The Daily Show host discusses the story behind his debut feature Rosewater, which tells the true story of journalist Maziar Bahari's five-month imprisonment in Iran after his appearance on Stewart's show.
Mavericks Conversation With Jon Stewart
New York magazine gave a pithy description of Jon Stewart as "a voice of comic sanity in the whirlwind of real and manufactured fear." After a career path including stints as a New Jersey bartender, a stand-up comic, and a late-night MTV host, he found his métier in 1999 on The Daily Show with Jon Stewart. His nightly delivery of fake news, satirical segments and unpredictable interviews has remained razor-sharp from the Bush years to the Obama era. In addition to hosting the show, Stewart has written bestselling books, twice hosted the Oscars, and partnered with his cohort Stephen Colbert to lead the "Rally to Restore Sanity and/or Fear" in Washington, DC.
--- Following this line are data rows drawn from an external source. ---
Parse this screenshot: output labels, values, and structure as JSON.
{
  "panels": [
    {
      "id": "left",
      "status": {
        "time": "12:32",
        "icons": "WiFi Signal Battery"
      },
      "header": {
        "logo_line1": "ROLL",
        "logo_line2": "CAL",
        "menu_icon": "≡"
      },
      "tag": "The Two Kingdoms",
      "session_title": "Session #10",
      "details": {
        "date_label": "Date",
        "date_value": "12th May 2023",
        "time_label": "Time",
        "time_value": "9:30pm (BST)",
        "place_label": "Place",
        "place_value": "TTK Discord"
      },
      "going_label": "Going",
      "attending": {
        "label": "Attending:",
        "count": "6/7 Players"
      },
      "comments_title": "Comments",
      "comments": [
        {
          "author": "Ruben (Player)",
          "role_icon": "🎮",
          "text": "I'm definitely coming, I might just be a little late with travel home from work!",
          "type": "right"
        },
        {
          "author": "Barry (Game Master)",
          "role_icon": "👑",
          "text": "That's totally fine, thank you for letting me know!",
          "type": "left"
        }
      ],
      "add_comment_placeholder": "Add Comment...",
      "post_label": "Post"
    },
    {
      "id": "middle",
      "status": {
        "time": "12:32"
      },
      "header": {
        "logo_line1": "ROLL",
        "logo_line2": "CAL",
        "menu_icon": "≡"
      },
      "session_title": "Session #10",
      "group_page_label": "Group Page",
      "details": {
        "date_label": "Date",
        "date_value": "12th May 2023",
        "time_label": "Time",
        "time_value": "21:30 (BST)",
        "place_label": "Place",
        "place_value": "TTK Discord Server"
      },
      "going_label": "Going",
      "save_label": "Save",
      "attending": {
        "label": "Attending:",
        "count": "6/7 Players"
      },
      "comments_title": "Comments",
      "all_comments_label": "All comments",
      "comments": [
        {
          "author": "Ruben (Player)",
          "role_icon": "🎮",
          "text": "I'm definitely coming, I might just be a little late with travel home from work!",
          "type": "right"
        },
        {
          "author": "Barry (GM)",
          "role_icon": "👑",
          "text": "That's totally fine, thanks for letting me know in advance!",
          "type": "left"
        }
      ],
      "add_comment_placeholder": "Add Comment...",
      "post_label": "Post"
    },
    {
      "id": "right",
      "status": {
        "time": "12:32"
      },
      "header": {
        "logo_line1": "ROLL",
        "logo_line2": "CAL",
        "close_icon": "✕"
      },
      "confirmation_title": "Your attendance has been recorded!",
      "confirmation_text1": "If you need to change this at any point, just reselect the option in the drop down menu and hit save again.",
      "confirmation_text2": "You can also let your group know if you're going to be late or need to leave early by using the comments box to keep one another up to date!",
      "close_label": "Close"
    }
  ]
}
Now he makes his directorial debut with a notable departure from comedy, the feature film Rosewater. In 2009, The Daily Show sent Canadian-born comic/correspondent Jason Jones to Tehran to interview Iranian-Canadian journalist Maziar Bahari, who has a distinguished career as a documentary maker. A week later, Bahari was arrested by Iranian authorities and subjected to a brutal interrogation over the course of 118 days. His persecutors accused him of being an American spy and brought up his Daily Show appearance as evidence. Bahari chronicled the experience in his book Then They Came For Me, which became the inspiration for Stewart's Rosewater.
In this Mavericks conversation, Stewart will talk about making the leap from performing television comedy to directing big-screen drama — and to reflect on roles that journalism and satire occupy when they clash with authority.